After Lowe's death, his daughter Ruth inherited his hardware store, which was then called Lowe's North Wilkesboro Hardware. She sold it to her brother, Jim Lowe. Ruth, however, was called in to manage the store together with her mother after her brother left to fight during World War II. Buchan also served during the war, but due to an accident, he was sent home. An account stated that this involved a foot injury. He then met Ruth, and the pair got married.

The couple reached out to Jim, who was still fighting in Europe, to ask if they could bring Buchan into the business. Jim agreed on one condition: that a store inventory was to be conducted and Buchan would pay him for each product in the list. This gentleman's agreement is said to have sealed Jim and Buchan's partnership. The Buchans moved to Wilkesboro during the 1940s to co-manage the store with Jim after he came home. In 1952, after differences with Jim, Buchan bought the business out and became sole owner of Lowe's Hardware.

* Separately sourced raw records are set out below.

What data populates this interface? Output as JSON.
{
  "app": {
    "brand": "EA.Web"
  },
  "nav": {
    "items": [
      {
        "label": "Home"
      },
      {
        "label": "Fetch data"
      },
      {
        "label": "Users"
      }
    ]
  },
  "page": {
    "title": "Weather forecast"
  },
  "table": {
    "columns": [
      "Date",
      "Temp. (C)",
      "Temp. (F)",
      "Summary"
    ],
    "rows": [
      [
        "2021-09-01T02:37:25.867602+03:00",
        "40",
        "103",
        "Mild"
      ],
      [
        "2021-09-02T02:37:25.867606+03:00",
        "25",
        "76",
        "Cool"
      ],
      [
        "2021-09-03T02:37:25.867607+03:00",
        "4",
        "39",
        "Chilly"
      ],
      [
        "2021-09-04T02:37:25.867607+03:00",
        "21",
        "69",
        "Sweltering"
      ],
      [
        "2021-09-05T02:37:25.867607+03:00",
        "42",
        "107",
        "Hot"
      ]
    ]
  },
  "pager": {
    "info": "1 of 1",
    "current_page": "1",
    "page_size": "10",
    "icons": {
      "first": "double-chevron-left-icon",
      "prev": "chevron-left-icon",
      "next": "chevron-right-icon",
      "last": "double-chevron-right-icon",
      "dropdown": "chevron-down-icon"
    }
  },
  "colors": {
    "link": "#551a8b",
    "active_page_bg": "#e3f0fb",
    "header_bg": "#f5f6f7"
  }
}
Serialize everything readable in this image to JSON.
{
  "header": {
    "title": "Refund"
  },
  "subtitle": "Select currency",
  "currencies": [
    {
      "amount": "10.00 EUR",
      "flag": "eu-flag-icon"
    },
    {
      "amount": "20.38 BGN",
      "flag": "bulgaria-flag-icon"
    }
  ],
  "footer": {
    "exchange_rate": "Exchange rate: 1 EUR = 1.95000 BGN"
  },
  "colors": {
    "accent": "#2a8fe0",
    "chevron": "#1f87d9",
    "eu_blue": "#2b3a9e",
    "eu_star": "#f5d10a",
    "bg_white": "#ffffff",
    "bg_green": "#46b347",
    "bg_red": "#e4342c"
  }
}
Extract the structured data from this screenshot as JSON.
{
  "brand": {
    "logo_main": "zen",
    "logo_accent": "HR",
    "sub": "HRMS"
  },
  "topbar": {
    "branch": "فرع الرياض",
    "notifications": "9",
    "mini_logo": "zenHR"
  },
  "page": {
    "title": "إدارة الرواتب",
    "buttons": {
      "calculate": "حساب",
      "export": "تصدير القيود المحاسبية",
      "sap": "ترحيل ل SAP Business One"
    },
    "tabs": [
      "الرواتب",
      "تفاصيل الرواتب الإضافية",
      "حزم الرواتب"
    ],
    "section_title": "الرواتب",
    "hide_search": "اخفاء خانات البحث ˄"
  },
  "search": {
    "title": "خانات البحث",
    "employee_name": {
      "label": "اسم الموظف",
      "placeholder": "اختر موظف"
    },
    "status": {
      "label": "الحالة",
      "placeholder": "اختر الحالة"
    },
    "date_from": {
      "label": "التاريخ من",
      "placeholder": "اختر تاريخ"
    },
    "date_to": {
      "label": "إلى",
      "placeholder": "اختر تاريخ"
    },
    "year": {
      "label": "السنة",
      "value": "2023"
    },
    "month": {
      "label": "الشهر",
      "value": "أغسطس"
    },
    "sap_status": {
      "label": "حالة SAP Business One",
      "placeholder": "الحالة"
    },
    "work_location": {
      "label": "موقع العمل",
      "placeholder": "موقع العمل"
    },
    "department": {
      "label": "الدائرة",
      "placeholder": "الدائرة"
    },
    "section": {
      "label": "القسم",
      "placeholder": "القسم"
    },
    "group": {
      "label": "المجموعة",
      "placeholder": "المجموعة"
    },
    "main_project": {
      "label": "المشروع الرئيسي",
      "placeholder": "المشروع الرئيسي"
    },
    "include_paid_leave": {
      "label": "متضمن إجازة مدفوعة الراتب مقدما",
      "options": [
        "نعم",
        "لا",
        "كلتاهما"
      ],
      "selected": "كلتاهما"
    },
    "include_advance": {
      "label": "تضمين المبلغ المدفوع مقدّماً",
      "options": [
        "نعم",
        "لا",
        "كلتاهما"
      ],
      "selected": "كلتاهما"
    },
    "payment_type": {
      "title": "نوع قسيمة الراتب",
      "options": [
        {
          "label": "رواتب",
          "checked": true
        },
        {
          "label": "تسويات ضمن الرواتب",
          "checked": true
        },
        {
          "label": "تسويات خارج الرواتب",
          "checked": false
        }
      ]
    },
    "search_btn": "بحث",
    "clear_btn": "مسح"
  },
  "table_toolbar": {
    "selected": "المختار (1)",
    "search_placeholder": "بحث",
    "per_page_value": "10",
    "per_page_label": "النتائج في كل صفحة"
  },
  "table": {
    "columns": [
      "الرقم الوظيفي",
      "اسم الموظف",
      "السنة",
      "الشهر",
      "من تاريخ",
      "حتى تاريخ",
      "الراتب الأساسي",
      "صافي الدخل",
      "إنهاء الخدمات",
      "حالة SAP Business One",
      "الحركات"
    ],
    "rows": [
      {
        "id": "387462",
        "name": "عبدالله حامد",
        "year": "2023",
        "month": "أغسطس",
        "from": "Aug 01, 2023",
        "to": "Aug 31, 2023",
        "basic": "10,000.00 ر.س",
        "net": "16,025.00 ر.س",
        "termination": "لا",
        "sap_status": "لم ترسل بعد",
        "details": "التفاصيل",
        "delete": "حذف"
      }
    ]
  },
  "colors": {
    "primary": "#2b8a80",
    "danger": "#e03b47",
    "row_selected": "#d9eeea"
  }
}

Buchan's vision for Lowe's was ambitious early on. He wanted to transform it into a chain of hardware stores. Among the innovations he introduced was the Lowe's Companies Profit Sharing Plan and Trust, which allowed employees partial ownership of the company. By 1960, the company was operating 13 stores that sold hardware, home appliances, and lumber at a discount.

Buchan died in 1960 from a heart attack.